The Marine Corps issued photographs of men in combat fatigues using riot shields to practise crowd control techniques at the Naval Weapons Station Seal Beach.
- 'Behaving like a tyrant' -
Two dozen miles (40 kilometers) north, Los Angeles spent the day much as it usually does: tourists thronged Hollywood Boulevard, tens of thousands of children went to school and commuter traffic choked the streets.
But at a military base in North Carolina, Trump was painting a much darker picture of the city.
"What you're witnessing in California is a full-blown assault on peace, on public order and national sovereignty, carried out by rioters bearing foreign flags with the aim of continuing a foreign invasion of our country," he told troops at Fort Bragg.
"This anarchy will not stand. We will not allow federal agents to be attacked, and we will not allow an American city to be invaded and conquered by a foreign enemy."

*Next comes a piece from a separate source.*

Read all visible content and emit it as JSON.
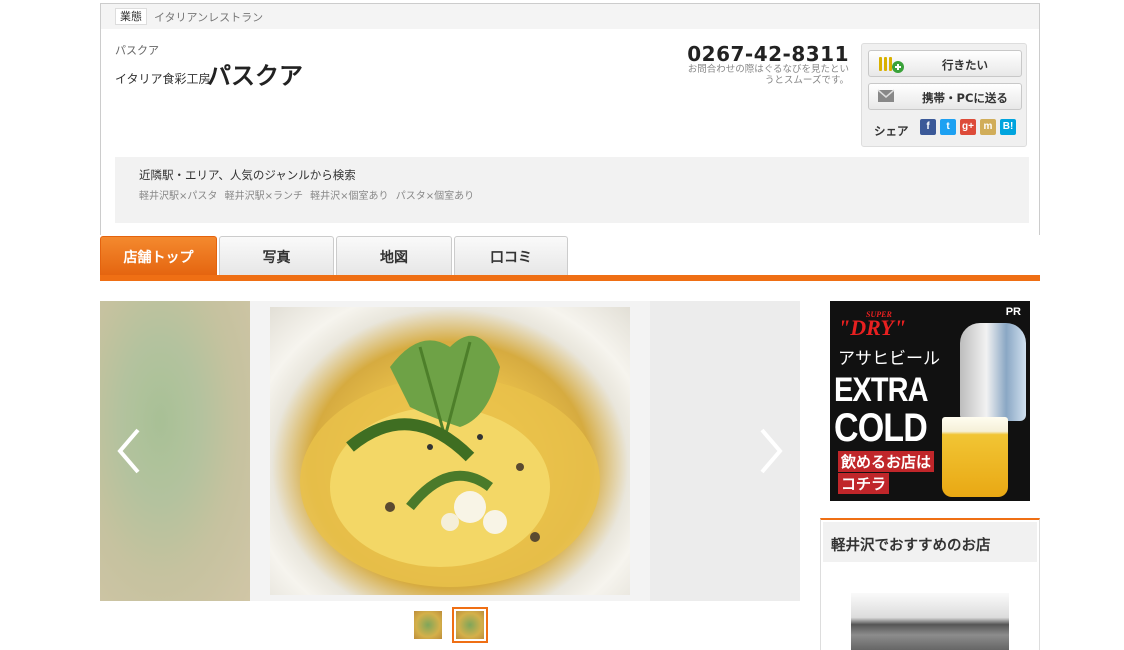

California Governor Gavin Newsom, a Democrat who has clashed with the president before, said Trump's shock militarization of the city was the behavior of "a tyrant, not a president."
"Sending trained warfighters onto the streets is unprecedented and threatens the very core of our democracy," he said.
In a filing to the US District Court in Northern California, Newsom asked for an injunction preventing the use of troops as any kind of policing force, and demanding they be confined to guarding federal buildings.
District Judge Charles Breyer scheduled a hearing on the motion -- which charges Trump and Defense Secretary Pete Hegseth have violated the US Constitution -- for Thursday.
- 'Incredibly rare' -
Trump's use of the military is an "incredibly rare" move for a US president, Rachel VanLandingham, a professor at Southwestern Law School in Los Angeles and a former US Air Force lieutenant colonel, told AFP.
US law largely prevents the use of the military as a policing force -- absent the declaration of an insurrection, which Trump again mused about on Tuesday.
Trump "is trying to use emergency declarations to justify bringing in first the National Guard and then mobilizing Marines," said law professor Frank Bowman of the University of Missouri.